If the Zionists go by their belief in the Jewish Torah and Christian Old Testament Bible which writes in 1 Samuel 15: “And He sent you on a mission, saying, `Go and destroy those wicked people, the Amalekites; make war on them until you have wiped them out.” this would signify justification of wiping out a race which constitutes to fanaticized religious programming and misrepresenting Scripture out of context to justify a genocide.
These teachings out of context may have led many Christian-dominated nations to turn a blind eye to the horrific killings in Gaza. The Israelites occupied and conquered Palestine, or Canaan, beginning in the late 2nd millennium BC, or perhaps earlier; and the Bible appears to justify such occupation by identifying Canaan with the Promised Land, the land promised to the Israelites by God.
The danger of Manifest Destiny ideology is being applied in Gaza and Palestine today. This concept was first defined as “the concept of American exceptionalism, that is, the belief that America occupies a special place among the countries of the world.” The Puritans came to America in 1630 believing that their survival in the new world would be a sign of God’s approval. There are Christian evangelical groups in America who believe America is God’s client nation, so they hold a status in the world and are privileged with God. Such a mindset can justify mass murder.
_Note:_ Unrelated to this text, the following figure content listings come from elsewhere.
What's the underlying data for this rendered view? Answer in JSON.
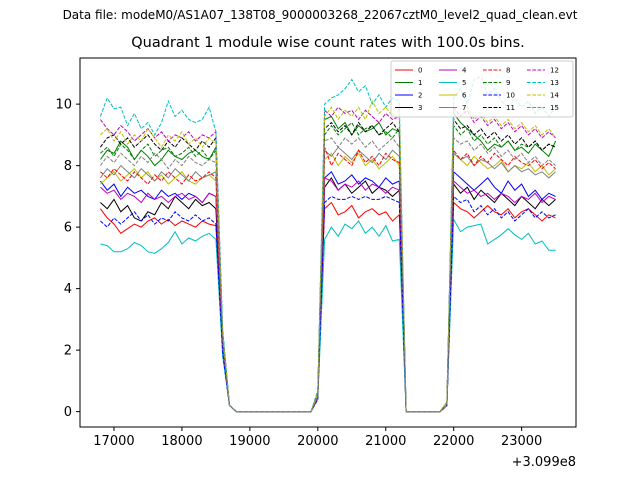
{
  "suptitle": "Data file: modeM0/AS1A07_138T08_9000003268_22067cztM0_level2_quad_clean.evt",
  "chart_data": {
    "type": "line",
    "title": "Quadrant 1 module wise count rates with 100.0s bins.",
    "xlabel": "",
    "ylabel": "",
    "x_offset_label": "+3.099e8",
    "xlim": [
      16500,
      23800
    ],
    "ylim": [
      -0.5,
      11.5
    ],
    "xticks": [
      17000,
      18000,
      19000,
      20000,
      21000,
      22000,
      23000
    ],
    "yticks": [
      0,
      2,
      4,
      6,
      8,
      10
    ],
    "grid": false,
    "legend_position": "top-right",
    "legend_columns": 4,
    "x": [
      16800,
      16900,
      17000,
      17100,
      17200,
      17300,
      17400,
      17500,
      17600,
      17700,
      17800,
      17900,
      18000,
      18100,
      18200,
      18300,
      18400,
      18500,
      18600,
      18700,
      18800,
      19900,
      20000,
      20100,
      20200,
      20300,
      20400,
      20500,
      20600,
      20700,
      20800,
      20900,
      21000,
      21100,
      21200,
      21300,
      21400,
      21800,
      21900,
      22000,
      22100,
      22200,
      22300,
      22400,
      22500,
      22600,
      22700,
      22800,
      22900,
      23000,
      23100,
      23200,
      23300,
      23400,
      23500
    ],
    "series": [
      {
        "name": "0",
        "color": "#ff0000",
        "dash": "solid",
        "values": [
          6.6,
          6.3,
          6.1,
          5.8,
          5.95,
          6.1,
          6.0,
          6.2,
          6.3,
          6.1,
          6.25,
          6.05,
          6.2,
          6.1,
          6.0,
          6.2,
          6.1,
          6.05,
          2.0,
          0.2,
          0.0,
          0.0,
          0.5,
          6.6,
          6.8,
          6.4,
          6.5,
          6.7,
          6.3,
          6.5,
          6.6,
          6.4,
          6.5,
          6.2,
          6.4,
          0.0,
          0.0,
          0.0,
          0.2,
          6.8,
          6.6,
          6.5,
          6.3,
          6.5,
          6.7,
          6.5,
          6.4,
          6.6,
          6.3,
          6.5,
          6.6,
          6.4,
          6.2,
          6.4,
          6.3
        ]
      },
      {
        "name": "1",
        "color": "#008000",
        "dash": "solid",
        "values": [
          8.2,
          8.5,
          8.4,
          8.8,
          8.6,
          8.2,
          8.5,
          8.3,
          8.0,
          8.2,
          8.5,
          8.3,
          8.2,
          8.4,
          8.5,
          8.3,
          8.2,
          8.6,
          2.4,
          0.2,
          0.0,
          0.0,
          0.6,
          9.5,
          9.6,
          9.2,
          9.4,
          9.0,
          9.3,
          9.1,
          9.2,
          9.4,
          9.0,
          9.2,
          9.1,
          0.0,
          0.0,
          0.0,
          0.3,
          9.7,
          9.4,
          9.2,
          9.0,
          8.8,
          8.5,
          8.7,
          8.6,
          8.8,
          8.5,
          8.6,
          8.4,
          8.7,
          8.5,
          8.3,
          8.8
        ]
      },
      {
        "name": "2",
        "color": "#0000ff",
        "dash": "solid",
        "values": [
          7.5,
          7.2,
          7.4,
          7.0,
          7.3,
          7.1,
          7.2,
          7.0,
          6.9,
          7.2,
          7.0,
          7.1,
          6.9,
          7.1,
          7.0,
          6.8,
          7.1,
          7.0,
          2.0,
          0.2,
          0.0,
          0.0,
          0.5,
          7.6,
          7.8,
          7.4,
          7.5,
          7.7,
          7.4,
          7.6,
          7.5,
          7.3,
          7.6,
          7.4,
          7.5,
          0.0,
          0.0,
          0.0,
          0.2,
          7.8,
          7.6,
          7.4,
          7.2,
          7.4,
          7.6,
          7.3,
          7.1,
          7.5,
          7.2,
          7.4,
          7.0,
          7.2,
          6.9,
          7.1,
          7.0
        ]
      },
      {
        "name": "3",
        "color": "#000000",
        "dash": "solid",
        "values": [
          6.8,
          6.6,
          6.9,
          6.5,
          6.7,
          6.3,
          6.2,
          6.5,
          6.4,
          6.8,
          6.6,
          7.0,
          6.8,
          6.6,
          6.9,
          6.7,
          6.8,
          6.6,
          2.0,
          0.2,
          0.0,
          0.0,
          0.5,
          7.3,
          7.6,
          7.2,
          7.4,
          7.1,
          7.3,
          7.5,
          7.1,
          7.3,
          7.2,
          7.0,
          7.2,
          0.0,
          0.0,
          0.0,
          0.2,
          7.4,
          7.1,
          7.3,
          6.9,
          7.2,
          7.0,
          6.8,
          7.1,
          6.9,
          6.7,
          7.0,
          6.8,
          6.6,
          6.9,
          6.7,
          6.9
        ]
      },
      {
        "name": "4",
        "color": "#c000c0",
        "dash": "solid",
        "values": [
          7.3,
          7.1,
          7.2,
          6.9,
          7.1,
          7.0,
          6.8,
          7.1,
          6.9,
          7.0,
          6.8,
          7.0,
          7.1,
          6.9,
          7.0,
          6.8,
          7.1,
          7.0,
          2.0,
          0.2,
          0.0,
          0.0,
          0.5,
          7.6,
          7.5,
          7.2,
          7.4,
          7.3,
          7.5,
          7.2,
          7.4,
          7.3,
          7.1,
          7.3,
          7.2,
          0.0,
          0.0,
          0.0,
          0.2,
          7.5,
          7.3,
          7.1,
          7.2,
          7.0,
          7.1,
          6.9,
          7.1,
          7.0,
          6.8,
          7.0,
          6.9,
          7.1,
          6.8,
          7.0,
          6.9
        ]
      },
      {
        "name": "5",
        "color": "#00bfbf",
        "dash": "solid",
        "values": [
          5.45,
          5.4,
          5.2,
          5.2,
          5.3,
          5.5,
          5.4,
          5.2,
          5.15,
          5.3,
          5.5,
          5.85,
          5.45,
          5.65,
          5.55,
          5.7,
          5.8,
          5.6,
          1.8,
          0.2,
          0.0,
          0.0,
          0.4,
          5.6,
          6.0,
          5.7,
          6.1,
          5.95,
          6.2,
          5.8,
          6.0,
          5.7,
          6.05,
          5.55,
          5.6,
          0.0,
          0.0,
          0.0,
          0.2,
          6.25,
          5.85,
          6.0,
          6.05,
          6.1,
          5.45,
          5.6,
          5.75,
          5.95,
          5.75,
          5.6,
          5.8,
          5.45,
          5.55,
          5.25,
          5.25
        ]
      },
      {
        "name": "6",
        "color": "#bfbf00",
        "dash": "solid",
        "values": [
          7.4,
          7.6,
          7.8,
          7.5,
          7.7,
          7.9,
          7.6,
          7.8,
          7.5,
          7.7,
          7.4,
          7.6,
          7.8,
          7.5,
          7.4,
          7.6,
          7.7,
          7.5,
          2.2,
          0.2,
          0.0,
          0.0,
          0.5,
          8.2,
          8.4,
          8.0,
          8.3,
          8.1,
          8.4,
          8.0,
          8.2,
          7.9,
          8.1,
          8.3,
          8.0,
          0.0,
          0.0,
          0.0,
          0.2,
          8.4,
          8.2,
          8.0,
          8.3,
          8.1,
          7.9,
          8.0,
          8.2,
          7.8,
          8.0,
          7.9,
          8.1,
          7.8,
          8.0,
          7.7,
          7.9
        ]
      },
      {
        "name": "7",
        "color": "#808080",
        "dash": "solid",
        "values": [
          7.6,
          7.9,
          7.7,
          8.0,
          7.8,
          7.6,
          7.9,
          7.7,
          7.5,
          7.8,
          7.6,
          7.9,
          7.7,
          7.5,
          7.8,
          7.6,
          7.7,
          7.8,
          2.2,
          0.2,
          0.0,
          0.0,
          0.5,
          8.5,
          8.3,
          8.6,
          8.4,
          8.2,
          8.5,
          8.3,
          8.1,
          8.4,
          8.2,
          8.5,
          8.3,
          0.0,
          0.0,
          0.0,
          0.2,
          8.4,
          8.2,
          8.3,
          8.0,
          8.2,
          8.1,
          7.9,
          8.1,
          7.8,
          8.0,
          7.8,
          7.9,
          7.7,
          7.8,
          7.6,
          7.8
        ]
      },
      {
        "name": "8",
        "color": "#ff0000",
        "dash": "dashed",
        "values": [
          7.8,
          7.6,
          7.9,
          7.7,
          7.5,
          7.8,
          7.6,
          7.4,
          7.7,
          7.5,
          7.8,
          7.6,
          7.4,
          7.7,
          7.5,
          7.6,
          7.8,
          7.6,
          2.2,
          0.2,
          0.0,
          0.0,
          0.5,
          8.6,
          8.0,
          8.4,
          8.2,
          8.0,
          8.5,
          8.1,
          8.3,
          8.0,
          8.4,
          8.2,
          8.1,
          0.0,
          0.0,
          0.0,
          0.2,
          8.5,
          8.2,
          8.4,
          8.0,
          8.3,
          8.1,
          8.4,
          8.2,
          8.0,
          8.3,
          8.1,
          8.0,
          8.2,
          7.9,
          8.1,
          7.9
        ]
      },
      {
        "name": "9",
        "color": "#008000",
        "dash": "dashed",
        "values": [
          8.4,
          8.6,
          8.3,
          8.7,
          8.5,
          8.2,
          8.5,
          8.7,
          8.3,
          8.5,
          8.6,
          8.3,
          8.4,
          8.6,
          8.3,
          8.5,
          8.2,
          8.5,
          2.4,
          0.2,
          0.0,
          0.0,
          0.6,
          9.0,
          9.3,
          9.0,
          9.2,
          9.4,
          9.0,
          9.2,
          9.3,
          9.0,
          9.1,
          8.9,
          9.2,
          0.0,
          0.0,
          0.0,
          0.3,
          9.3,
          9.0,
          9.2,
          8.8,
          9.0,
          8.7,
          8.9,
          8.6,
          8.8,
          8.5,
          8.7,
          8.6,
          8.8,
          8.5,
          8.7,
          8.6
        ]
      },
      {
        "name": "10",
        "color": "#0000ff",
        "dash": "dashed",
        "values": [
          6.2,
          6.0,
          6.3,
          6.1,
          6.3,
          6.5,
          6.2,
          6.4,
          6.1,
          6.3,
          6.2,
          6.5,
          6.3,
          6.2,
          6.4,
          6.2,
          6.3,
          6.1,
          1.9,
          0.2,
          0.0,
          0.0,
          0.4,
          6.8,
          7.0,
          6.9,
          6.9,
          7.0,
          6.9,
          7.0,
          6.9,
          6.9,
          7.0,
          6.9,
          6.8,
          0.0,
          0.0,
          0.0,
          0.2,
          7.0,
          6.8,
          6.9,
          6.5,
          6.7,
          6.4,
          6.6,
          6.3,
          6.5,
          6.2,
          6.4,
          6.6,
          6.3,
          6.5,
          6.3,
          6.4
        ]
      },
      {
        "name": "11",
        "color": "#000000",
        "dash": "dashed",
        "values": [
          8.6,
          8.9,
          9.0,
          8.7,
          8.9,
          8.6,
          8.8,
          9.0,
          8.7,
          8.5,
          8.8,
          8.6,
          8.9,
          8.7,
          8.5,
          8.8,
          8.6,
          8.9,
          2.4,
          0.2,
          0.0,
          0.0,
          0.6,
          9.2,
          9.4,
          9.1,
          9.3,
          9.0,
          9.4,
          9.1,
          9.3,
          9.0,
          9.2,
          9.4,
          9.1,
          0.0,
          0.0,
          0.0,
          0.3,
          9.5,
          9.2,
          9.3,
          9.0,
          9.2,
          8.9,
          9.1,
          8.8,
          9.0,
          8.7,
          8.9,
          8.6,
          8.8,
          8.5,
          8.7,
          8.6
        ]
      },
      {
        "name": "12",
        "color": "#c000c0",
        "dash": "dashed",
        "values": [
          9.5,
          9.2,
          9.0,
          9.3,
          9.1,
          8.8,
          9.0,
          9.2,
          8.9,
          9.1,
          8.8,
          9.0,
          8.9,
          9.1,
          8.8,
          9.0,
          8.9,
          9.1,
          2.6,
          0.2,
          0.0,
          0.0,
          0.6,
          9.8,
          9.6,
          9.9,
          9.7,
          9.8,
          9.5,
          9.8,
          9.6,
          9.4,
          9.7,
          9.5,
          9.6,
          0.0,
          0.0,
          0.0,
          0.3,
          9.9,
          9.6,
          9.8,
          9.4,
          9.6,
          9.3,
          9.5,
          9.2,
          9.4,
          9.1,
          9.3,
          9.0,
          9.2,
          8.9,
          9.1,
          8.9
        ]
      },
      {
        "name": "13",
        "color": "#00bfbf",
        "dash": "dashed",
        "values": [
          9.6,
          10.2,
          9.85,
          9.9,
          9.3,
          9.7,
          9.2,
          9.4,
          9.0,
          9.4,
          10.1,
          9.6,
          9.8,
          9.5,
          9.4,
          9.5,
          9.9,
          9.1,
          2.7,
          0.2,
          0.0,
          0.0,
          0.7,
          10.0,
          10.2,
          10.3,
          10.5,
          10.8,
          10.4,
          10.6,
          10.0,
          10.3,
          9.9,
          10.2,
          10.1,
          0.0,
          0.0,
          0.0,
          0.3,
          10.2,
          10.5,
          10.0,
          10.8,
          10.9,
          10.3,
          10.5,
          10.1,
          9.9,
          10.2,
          9.9,
          10.1,
          9.7,
          9.9,
          9.6,
          9.9
        ]
      },
      {
        "name": "14",
        "color": "#bfbf00",
        "dash": "dashed",
        "values": [
          9.0,
          9.2,
          8.8,
          9.1,
          8.7,
          9.0,
          8.8,
          9.2,
          8.9,
          8.6,
          9.0,
          8.8,
          9.1,
          8.7,
          8.9,
          8.6,
          8.9,
          8.7,
          2.5,
          0.2,
          0.0,
          0.0,
          0.6,
          9.6,
          9.9,
          9.5,
          9.8,
          9.6,
          9.9,
          9.5,
          10.1,
          9.7,
          9.9,
          9.6,
          9.8,
          0.0,
          0.0,
          0.0,
          0.3,
          9.8,
          9.6,
          9.9,
          9.5,
          9.7,
          9.4,
          9.6,
          9.3,
          9.5,
          9.2,
          9.4,
          9.1,
          9.3,
          9.0,
          9.2,
          8.9
        ]
      },
      {
        "name": "15",
        "color": "#808080",
        "dash": "dashed",
        "values": [
          8.0,
          8.3,
          8.1,
          8.4,
          8.2,
          8.0,
          8.3,
          8.1,
          8.4,
          8.2,
          7.9,
          8.2,
          8.0,
          8.3,
          8.1,
          8.0,
          8.2,
          8.1,
          2.3,
          0.2,
          0.0,
          0.0,
          0.5,
          8.8,
          8.9,
          8.6,
          8.9,
          8.7,
          8.9,
          8.6,
          8.8,
          8.5,
          8.7,
          8.9,
          8.6,
          0.0,
          0.0,
          0.0,
          0.2,
          8.9,
          8.7,
          8.8,
          8.5,
          8.7,
          8.4,
          8.6,
          8.3,
          8.5,
          8.2,
          8.4,
          8.1,
          8.3,
          8.0,
          8.2,
          8.0
        ]
      }
    ]
  }
}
Reducing Gaza to rubble with over 32,000 Palestinians killed in just six months has made it impossible for the two regions to coexist anymore as two states. Without closure and separation, cycles of revenge will mushroom, from generation to generation.
Endorsing the fanatical concept of Manifest Destiny entitlement will enable different world leaders in time to commit mass genocides with no accountability to anyone or anything, not even their voice of conscience. Presently, there is an urgent need for separate homelands in Palestine and Israel. If they continue this way, it is metaphorically forcing a spouse to live with another brutal spouse in the same house to inflict greater harm and pain and trigger generational cycles of revenge. Wounds have to heal and space has to be given.
The International Court needs to legally allot two separate nations as historically, both Arabs and Jews have deep roots in these regions and they even share the Abrahamic Covenant from the Jewish Torah, reaffirmed in the Bible and the Quran, thus these two nations need to be divided logically with geographical calculations protecting the sovereignty of Palestine and Israel.
Rita Farhat Mukand is an independent writer.